Cost problem, or market advantage?

For a global company, it’s appealing to try to standardize marketing across the world. It makes business sense, right? Streamline everything, be super-efficient, leverage scale, etc. It reduces costs to do something once and use it everywhere. But does it really?

It’s tempting to see local variation as a cost problem, but it is usually a market advantage. Consider McDonald’s. Mickey-D’s sells both:
  • Similar things differently in different markets. (How many ways can you market a 4-ounce beef patty that resembles a Whopper? Well, a lot actually.)
  • Totally different things in different markets. (Ever hear of the McLobster, or the Teriyaki McBurger?)
I assume that back in Oak Brook (McD’s HQ) they don’t consider all these specialties as costs that need to be reduced or eliminated. I don’t know, but I imagine that there are good reasons that they don’t sell Big Macs with beef in India (duh), or the McShawarma in the U.S.

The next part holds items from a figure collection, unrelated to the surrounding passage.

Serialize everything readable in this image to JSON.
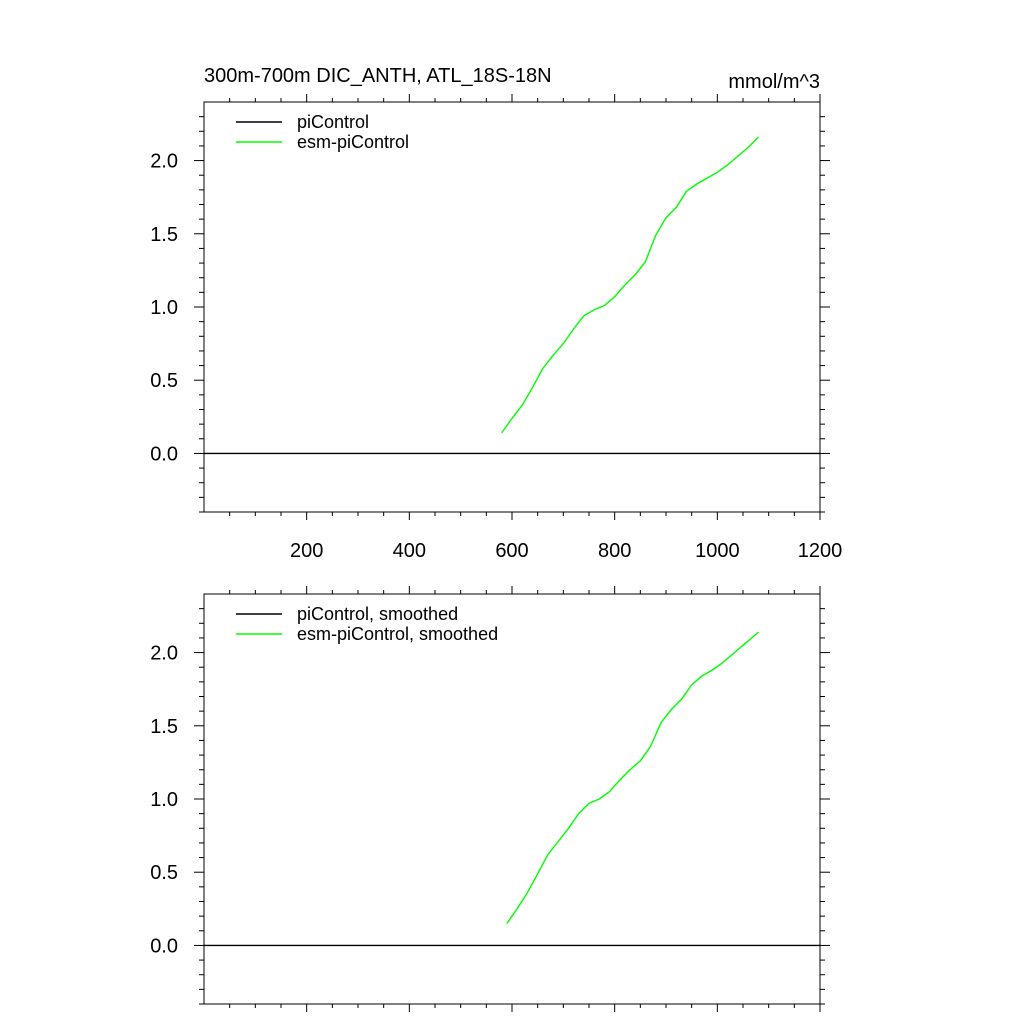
{
  "chart_data": [
    {
      "type": "line",
      "title": "300m-700m DIC_ANTH, ATL_18S-18N",
      "units": "mmol/m^3",
      "xlim": [
        0,
        1200
      ],
      "ylim": [
        -0.4,
        2.4
      ],
      "xticks": [
        200,
        400,
        600,
        800,
        1000,
        1200
      ],
      "xtick_labels": [
        "200",
        "400",
        "600",
        "800",
        "1000",
        "1200"
      ],
      "yticks": [
        0.0,
        0.5,
        1.0,
        1.5,
        2.0
      ],
      "ytick_labels": [
        "0.0",
        "0.5",
        "1.0",
        "1.5",
        "2.0"
      ],
      "legend_position": "top-left",
      "series": [
        {
          "name": "piControl",
          "color": "#000000",
          "x": [
            0,
            1200
          ],
          "y": [
            0.0,
            0.0
          ]
        },
        {
          "name": "esm-piControl",
          "color": "#00ff00",
          "x": [
            580,
            600,
            620,
            640,
            660,
            680,
            700,
            720,
            740,
            760,
            780,
            800,
            820,
            840,
            860,
            880,
            900,
            920,
            940,
            960,
            980,
            1000,
            1020,
            1040,
            1060,
            1080
          ],
          "y": [
            0.14,
            0.24,
            0.33,
            0.45,
            0.58,
            0.67,
            0.75,
            0.85,
            0.94,
            0.98,
            1.01,
            1.07,
            1.15,
            1.22,
            1.31,
            1.49,
            1.61,
            1.68,
            1.79,
            1.84,
            1.88,
            1.92,
            1.97,
            2.03,
            2.09,
            2.16
          ]
        }
      ]
    },
    {
      "type": "line",
      "title": "",
      "units": "",
      "xlim": [
        0,
        1200
      ],
      "ylim": [
        -0.4,
        2.4
      ],
      "xticks": [
        200,
        400,
        600,
        800,
        1000,
        1200
      ],
      "xtick_labels": [],
      "yticks": [
        0.0,
        0.5,
        1.0,
        1.5,
        2.0
      ],
      "ytick_labels": [
        "0.0",
        "0.5",
        "1.0",
        "1.5",
        "2.0"
      ],
      "legend_position": "top-left",
      "series": [
        {
          "name": "piControl, smoothed",
          "color": "#000000",
          "x": [
            0,
            1200
          ],
          "y": [
            0.0,
            0.0
          ]
        },
        {
          "name": "esm-piControl, smoothed",
          "color": "#00ff00",
          "x": [
            590,
            610,
            630,
            650,
            670,
            690,
            710,
            730,
            750,
            770,
            790,
            810,
            830,
            850,
            870,
            890,
            910,
            930,
            950,
            970,
            990,
            1010,
            1030,
            1050,
            1070,
            1080
          ],
          "y": [
            0.15,
            0.25,
            0.36,
            0.49,
            0.62,
            0.71,
            0.8,
            0.9,
            0.97,
            1.0,
            1.05,
            1.13,
            1.2,
            1.26,
            1.36,
            1.52,
            1.61,
            1.68,
            1.78,
            1.84,
            1.88,
            1.93,
            1.99,
            2.05,
            2.11,
            2.14
          ]
        }
      ]
    }
  ]
}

I wonder why we see some businesses now, presumably trying to better manage costs, that appear to see these types of variations as costly deviations instead of market advantages?

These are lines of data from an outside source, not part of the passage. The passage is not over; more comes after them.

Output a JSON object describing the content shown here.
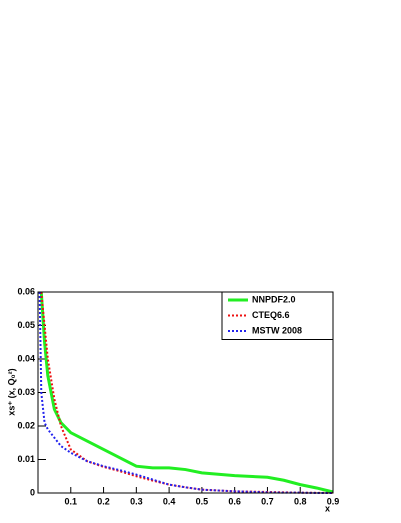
{
  "chart_data": {
    "type": "line",
    "x_label": "x",
    "y_label": "xs⁺ (x, Q₀²)",
    "x": [
      0.005,
      0.01,
      0.02,
      0.03,
      0.05,
      0.07,
      0.1,
      0.15,
      0.2,
      0.25,
      0.3,
      0.35,
      0.4,
      0.45,
      0.5,
      0.6,
      0.7,
      0.75,
      0.8,
      0.85,
      0.9
    ],
    "series": [
      {
        "name": "NNPDF2.0",
        "color": "#22ee22",
        "style": "solid",
        "values": [
          null,
          0.06,
          0.045,
          0.035,
          0.025,
          0.021,
          0.018,
          0.0155,
          0.013,
          0.0105,
          0.008,
          0.0075,
          0.0075,
          0.007,
          0.006,
          0.0052,
          0.0047,
          0.0038,
          0.0025,
          0.0015,
          0.0003
        ]
      },
      {
        "name": "CTEQ6.6",
        "color": "#ee1111",
        "style": "dotted",
        "values": [
          null,
          0.06,
          0.05,
          0.04,
          0.028,
          0.02,
          0.013,
          0.0095,
          0.0078,
          0.0065,
          0.005,
          0.0037,
          0.0025,
          0.0017,
          0.001,
          0.0005,
          0.0003,
          0.0002,
          0.0001,
          5e-05,
          0
        ]
      },
      {
        "name": "MSTW 2008",
        "color": "#2222ee",
        "style": "dotted",
        "values": [
          0.06,
          0.03,
          0.021,
          0.019,
          0.0165,
          0.014,
          0.012,
          0.0095,
          0.008,
          0.0068,
          0.0055,
          0.004,
          0.0025,
          0.0017,
          0.001,
          0.0005,
          0.0002,
          0.0001,
          0.0001,
          0,
          0
        ]
      }
    ],
    "xlim": [
      0,
      0.9
    ],
    "xticks": [
      0.1,
      0.2,
      0.3,
      0.4,
      0.5,
      0.6,
      0.7,
      0.8,
      0.9
    ],
    "ylim": [
      0,
      0.06
    ],
    "yticks": [
      0,
      0.01,
      0.02,
      0.03,
      0.04,
      0.05,
      0.06
    ],
    "legend": "top right"
  }
}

It is sometimes hard to distinguish message from form, and it is almost always easier to focus on the form, but that doesn’t mean centrally-managed form is going to get the best results. Make sure the message is on-target centrally (maybe), but then trust people closer to the market to reflect that message in ways that are appropriate and resonate best with the local market. It works for McDonald’s.